Annual Gift Tax Exclusion Transfers: The $19,000 annual gift exclusion (2025) is also excluded from GST tax for direct transfers to individuals. A married couple can combine exclusions for $38,000 per grandchild per year with no GST implications, no gift tax return required, and no reduction in the lifetime exemption.
Education and Medical Exclusion: Payments made directly to educational institutions (tuition) or medical providers on behalf of any individual — including skip persons — are fully excluded from both gift and GST tax with no dollar limit. A grandparent paying $80,000/year directly to a grandchild's medical school incurs zero gift or GST tax.
Retained Interest Trusts (GRATs, SLATs, ILITs): Various trust structures allow assets to pass to grandchildren with minimal gift and GST tax.
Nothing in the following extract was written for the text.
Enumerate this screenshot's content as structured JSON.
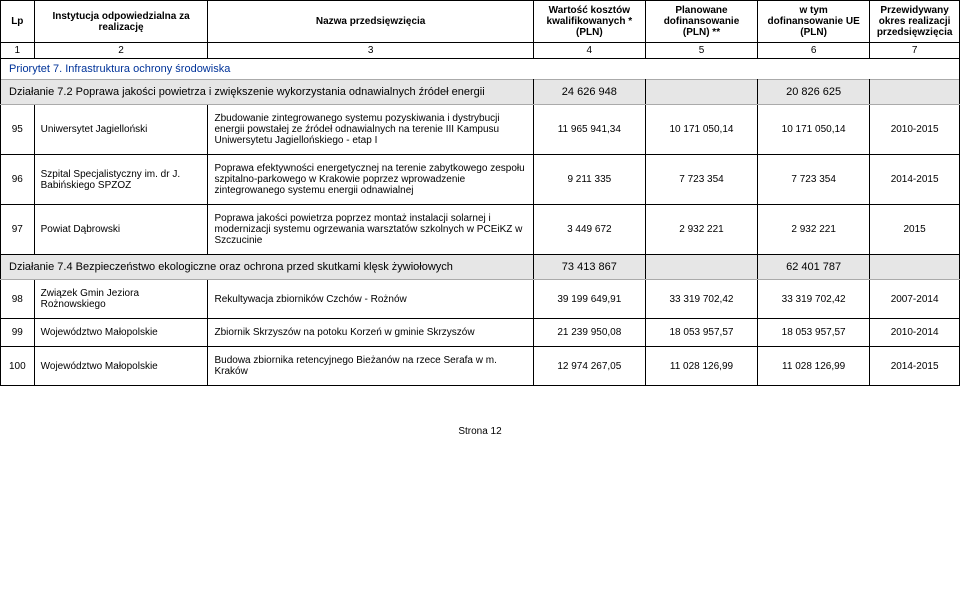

A Grantor Retained Annuity Trust (GRAT) with a zeroed-out gift tax amount allocates little or no GST exemption, but may still transfer significant appreciation to future generations.
GST Tax vs. Estate Tax: Understanding the Overlap
The GST tax is separate from, and in addition to, the federal estate and gift tax. A single transfer to a grandchild can trigger both estate or gift tax and GST tax simultaneously. The unified federal estate and gift tax exemption ($13,990,000 in 2025) is legally distinct from the GST exemption — although they are often coordinated in estate planning because they share the same dollar threshold. Paying estate/gift tax does not reduce your GST liability, and vice versa.